Cop-turned-thief ordered back to work
Sheriff’s department must pay back wages
A thief has been ordered reinstated to her job as a Sangamon County sheriff’s deputy.
Sherry Waldron admits that she shoplifted $26 worth of groceries from a Schnuck’s on Sangamon Avenue in the spring of 2013. Two months earlier, she had been acquitted of stealing plants from a Sherman park, a case that prompted the sheriff’s department to fire her in 2012.
“I find that although Ms. Waldron has made some serious mistakes in the last several years, her character is beyond repute,” wrote arbitrator Timothy B. Tobin in ordering Waldron immediately reinstated with full back pay, lost overtime and benefits. “Ms. Waldron has shown over her 10-year term of employment with the sheriff’s office that she can be an outstanding sheriff’s deputy, she deserves another chance.”
Even Waldron didn’t think she had a shot at reinstatement when she stole the groceries, according to the decision issued last week. The ruling marks the third time that an arbitrator has decided Waldron must be allowed to work as a cop even though she is an admitted thief.
Dennis McGilligan, a different arbitrator who considered both the plant incident and the shoplifting case, last year ruled that Waldron must be reinstated. The county appealed the decision, and a judge sent the case back to McGilligan, ordering him to consider only the plant incident and to use a less-strict standard of evidence than he did in his initial ruling. The result, however, was the same, and the county earlier this year wrote a check for more than $223,000 to cover back wages and benefits.
This time, Tobin considered only the shoplifting charge to which Waldron pleaded guilty. He found that the sheriff’s department didn’t have the authority to fire Waldron for the theft because she was not an employee at the time she stole the groceries, having been terminated a year earlier due to the plant incident.
“It is impossible for an employer to discharge a non-employee for just cause,” Tobin wrote.
The arbitrator also ruled that the department wrongly took into account the plant incident when deciding that Waldron should be terminated after she stole groceries.
The sheriff’s department has said that Waldron cannot be an effective deputy because her credibility would be questioned in court. Department officials could not be reached for comment.

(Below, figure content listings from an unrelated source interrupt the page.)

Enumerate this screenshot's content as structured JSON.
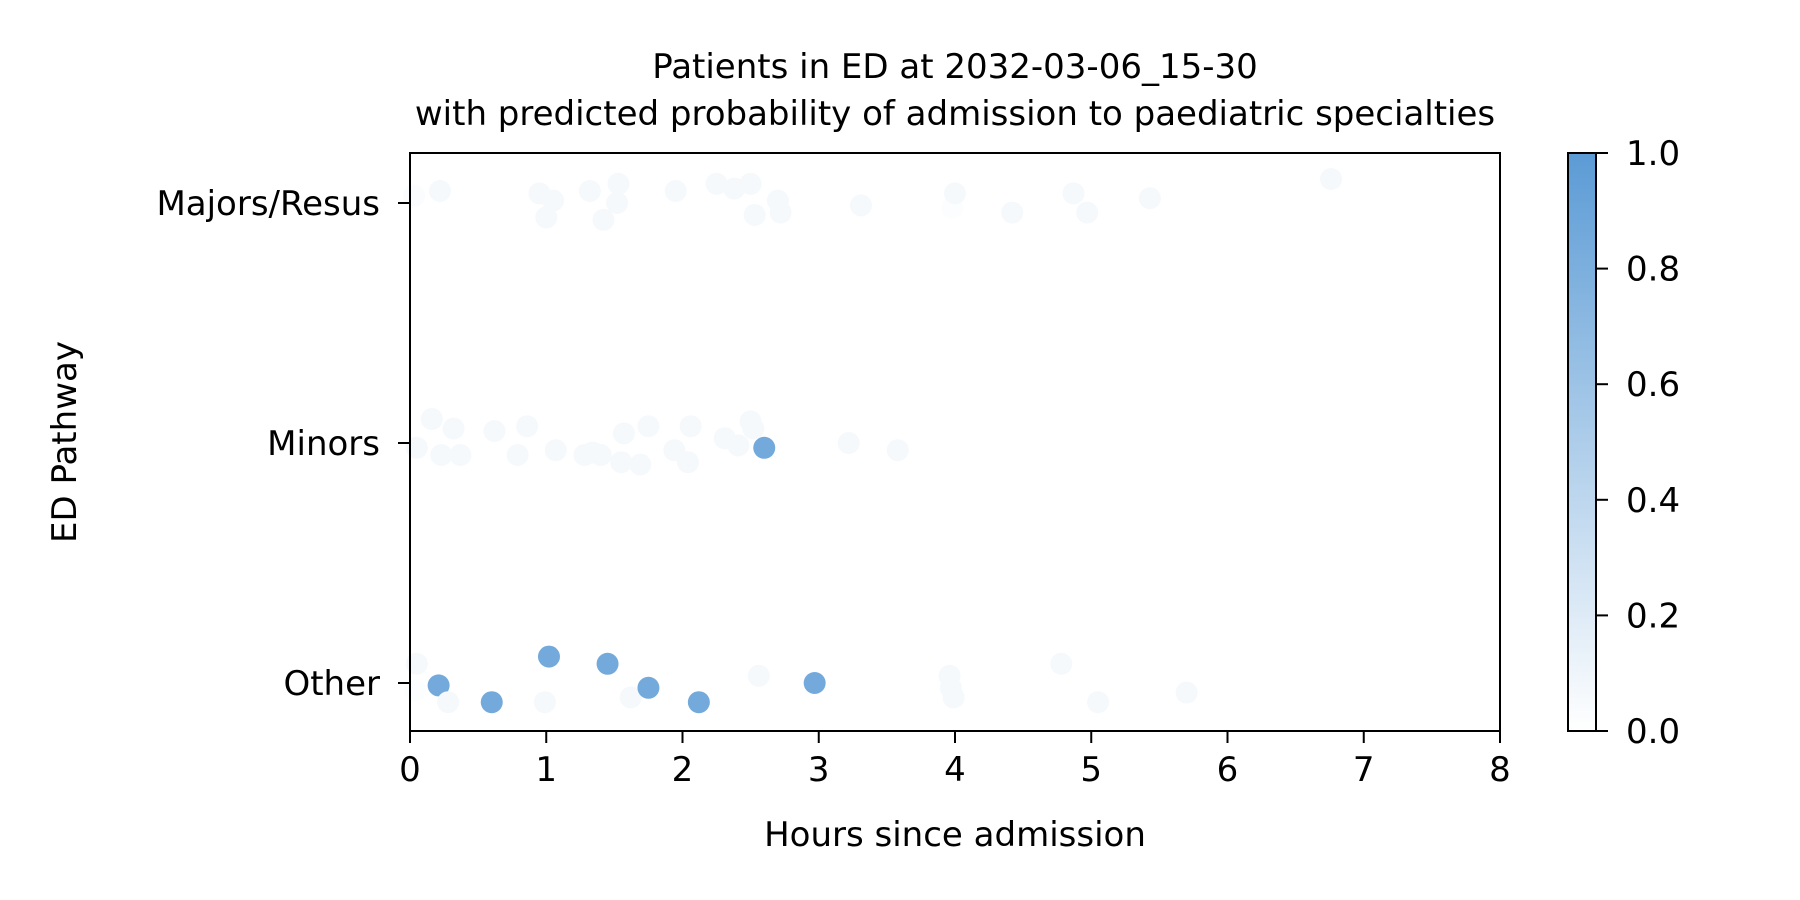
{
  "chart_data": {
    "type": "scatter",
    "title": "Patients in ED at 2032-03-06_15-30",
    "subtitle": "with predicted probability of admission to paediatric specialties",
    "xlabel": "Hours since admission",
    "ylabel": "ED Pathway",
    "xlim": [
      0,
      8
    ],
    "x_ticks": [
      0,
      1,
      2,
      3,
      4,
      5,
      6,
      7,
      8
    ],
    "categories": [
      "Majors/Resus",
      "Minors",
      "Other"
    ],
    "grid": false,
    "colorbar": {
      "ticks": [
        0.0,
        0.2,
        0.4,
        0.6,
        0.8,
        1.0
      ],
      "tick_labels": [
        "0.0",
        "0.2",
        "0.4",
        "0.6",
        "0.8",
        "1.0"
      ],
      "color_low": "#ffffff",
      "color_high": "#5b9bd5"
    },
    "points": [
      {
        "category": "Majors/Resus",
        "x": 0.03,
        "jitter": 0.03,
        "p": 0.03
      },
      {
        "category": "Majors/Resus",
        "x": 0.22,
        "jitter": 0.05,
        "p": 0.06
      },
      {
        "category": "Majors/Resus",
        "x": 0.95,
        "jitter": 0.04,
        "p": 0.06
      },
      {
        "category": "Majors/Resus",
        "x": 1.05,
        "jitter": 0.01,
        "p": 0.06
      },
      {
        "category": "Majors/Resus",
        "x": 1.0,
        "jitter": -0.06,
        "p": 0.06
      },
      {
        "category": "Majors/Resus",
        "x": 1.32,
        "jitter": 0.05,
        "p": 0.06
      },
      {
        "category": "Majors/Resus",
        "x": 1.42,
        "jitter": -0.07,
        "p": 0.06
      },
      {
        "category": "Majors/Resus",
        "x": 1.52,
        "jitter": 0.0,
        "p": 0.06
      },
      {
        "category": "Majors/Resus",
        "x": 1.53,
        "jitter": 0.08,
        "p": 0.06
      },
      {
        "category": "Majors/Resus",
        "x": 1.95,
        "jitter": 0.05,
        "p": 0.06
      },
      {
        "category": "Majors/Resus",
        "x": 2.25,
        "jitter": 0.08,
        "p": 0.06
      },
      {
        "category": "Majors/Resus",
        "x": 2.38,
        "jitter": 0.06,
        "p": 0.06
      },
      {
        "category": "Majors/Resus",
        "x": 2.5,
        "jitter": 0.08,
        "p": 0.06
      },
      {
        "category": "Majors/Resus",
        "x": 2.53,
        "jitter": -0.05,
        "p": 0.06
      },
      {
        "category": "Majors/Resus",
        "x": 2.7,
        "jitter": 0.01,
        "p": 0.06
      },
      {
        "category": "Majors/Resus",
        "x": 2.72,
        "jitter": -0.04,
        "p": 0.06
      },
      {
        "category": "Majors/Resus",
        "x": 3.31,
        "jitter": -0.01,
        "p": 0.06
      },
      {
        "category": "Majors/Resus",
        "x": 3.98,
        "jitter": -0.02,
        "p": 0.02
      },
      {
        "category": "Majors/Resus",
        "x": 4.0,
        "jitter": 0.04,
        "p": 0.06
      },
      {
        "category": "Majors/Resus",
        "x": 4.42,
        "jitter": -0.04,
        "p": 0.06
      },
      {
        "category": "Majors/Resus",
        "x": 4.87,
        "jitter": 0.04,
        "p": 0.06
      },
      {
        "category": "Majors/Resus",
        "x": 4.97,
        "jitter": -0.04,
        "p": 0.06
      },
      {
        "category": "Majors/Resus",
        "x": 5.43,
        "jitter": 0.02,
        "p": 0.06
      },
      {
        "category": "Majors/Resus",
        "x": 6.76,
        "jitter": 0.1,
        "p": 0.06
      },
      {
        "category": "Minors",
        "x": 0.05,
        "jitter": -0.02,
        "p": 0.06
      },
      {
        "category": "Minors",
        "x": 0.16,
        "jitter": 0.1,
        "p": 0.06
      },
      {
        "category": "Minors",
        "x": 0.23,
        "jitter": -0.05,
        "p": 0.06
      },
      {
        "category": "Minors",
        "x": 0.32,
        "jitter": 0.06,
        "p": 0.06
      },
      {
        "category": "Minors",
        "x": 0.37,
        "jitter": -0.05,
        "p": 0.06
      },
      {
        "category": "Minors",
        "x": 0.62,
        "jitter": 0.05,
        "p": 0.06
      },
      {
        "category": "Minors",
        "x": 0.79,
        "jitter": -0.05,
        "p": 0.06
      },
      {
        "category": "Minors",
        "x": 0.86,
        "jitter": 0.07,
        "p": 0.06
      },
      {
        "category": "Minors",
        "x": 1.07,
        "jitter": -0.03,
        "p": 0.06
      },
      {
        "category": "Minors",
        "x": 1.28,
        "jitter": -0.05,
        "p": 0.06
      },
      {
        "category": "Minors",
        "x": 1.34,
        "jitter": -0.04,
        "p": 0.06
      },
      {
        "category": "Minors",
        "x": 1.4,
        "jitter": -0.05,
        "p": 0.06
      },
      {
        "category": "Minors",
        "x": 1.55,
        "jitter": -0.08,
        "p": 0.06
      },
      {
        "category": "Minors",
        "x": 1.57,
        "jitter": 0.04,
        "p": 0.06
      },
      {
        "category": "Minors",
        "x": 1.69,
        "jitter": -0.09,
        "p": 0.06
      },
      {
        "category": "Minors",
        "x": 1.75,
        "jitter": 0.07,
        "p": 0.06
      },
      {
        "category": "Minors",
        "x": 1.94,
        "jitter": -0.03,
        "p": 0.06
      },
      {
        "category": "Minors",
        "x": 2.04,
        "jitter": -0.08,
        "p": 0.06
      },
      {
        "category": "Minors",
        "x": 2.06,
        "jitter": 0.07,
        "p": 0.06
      },
      {
        "category": "Minors",
        "x": 2.31,
        "jitter": 0.02,
        "p": 0.06
      },
      {
        "category": "Minors",
        "x": 2.41,
        "jitter": -0.01,
        "p": 0.06
      },
      {
        "category": "Minors",
        "x": 2.5,
        "jitter": 0.09,
        "p": 0.06
      },
      {
        "category": "Minors",
        "x": 2.52,
        "jitter": 0.06,
        "p": 0.06
      },
      {
        "category": "Minors",
        "x": 2.6,
        "jitter": -0.02,
        "p": 0.85
      },
      {
        "category": "Minors",
        "x": 3.22,
        "jitter": 0.0,
        "p": 0.06
      },
      {
        "category": "Minors",
        "x": 3.58,
        "jitter": -0.03,
        "p": 0.06
      },
      {
        "category": "Other",
        "x": 0.05,
        "jitter": 0.08,
        "p": 0.06
      },
      {
        "category": "Other",
        "x": 0.04,
        "jitter": -0.03,
        "p": 0.02
      },
      {
        "category": "Other",
        "x": 0.21,
        "jitter": -0.01,
        "p": 0.85
      },
      {
        "category": "Other",
        "x": 0.28,
        "jitter": -0.08,
        "p": 0.06
      },
      {
        "category": "Other",
        "x": 0.6,
        "jitter": -0.08,
        "p": 0.85
      },
      {
        "category": "Other",
        "x": 0.99,
        "jitter": -0.08,
        "p": 0.06
      },
      {
        "category": "Other",
        "x": 1.02,
        "jitter": 0.11,
        "p": 0.85
      },
      {
        "category": "Other",
        "x": 1.45,
        "jitter": 0.08,
        "p": 0.85
      },
      {
        "category": "Other",
        "x": 1.62,
        "jitter": -0.06,
        "p": 0.06
      },
      {
        "category": "Other",
        "x": 1.75,
        "jitter": -0.02,
        "p": 0.85
      },
      {
        "category": "Other",
        "x": 2.12,
        "jitter": -0.08,
        "p": 0.85
      },
      {
        "category": "Other",
        "x": 2.56,
        "jitter": 0.03,
        "p": 0.06
      },
      {
        "category": "Other",
        "x": 2.97,
        "jitter": 0.0,
        "p": 0.85
      },
      {
        "category": "Other",
        "x": 3.96,
        "jitter": 0.03,
        "p": 0.06
      },
      {
        "category": "Other",
        "x": 3.97,
        "jitter": -0.02,
        "p": 0.06
      },
      {
        "category": "Other",
        "x": 3.99,
        "jitter": -0.06,
        "p": 0.06
      },
      {
        "category": "Other",
        "x": 4.78,
        "jitter": 0.08,
        "p": 0.06
      },
      {
        "category": "Other",
        "x": 5.05,
        "jitter": -0.08,
        "p": 0.06
      },
      {
        "category": "Other",
        "x": 5.7,
        "jitter": -0.04,
        "p": 0.06
      }
    ]
  }
}
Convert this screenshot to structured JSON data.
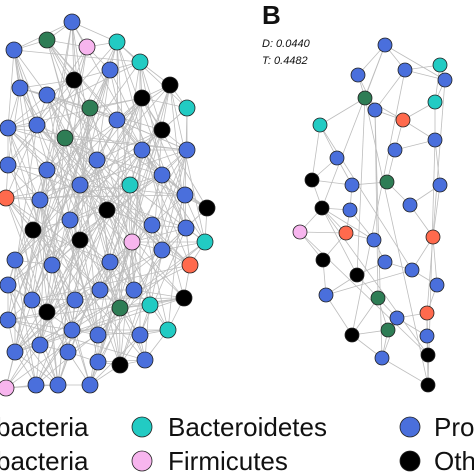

In ruling in Waldron’s favor last year, McGilligan found that sheriff’s officials disciplined female employees more harshly than male workers. Tobin in his ruling last week rejected a contention by the Illinois Fraternal Order of Police Labor Council, the union for sheriff’s deputies, that the department had discriminated against Waldron or subjected her to unequal treatment.
Waldron told Tobin that she lost her home and car after she was terminated and was forced to sell her personal property and cash in her pension. She also said that she had sought psychiatric help and been diagnosed with depression. Tobin wrote that he rejected an argument from the union that Waldron wasn’t a typical thief because “she was hungry, destitute and depressed.”
“I do not agree, theft is theft no matter the underlying circumstances,” Tobin wrote.
Waldron at last report was working as a part-time postmaster for the U.S. Postal Service.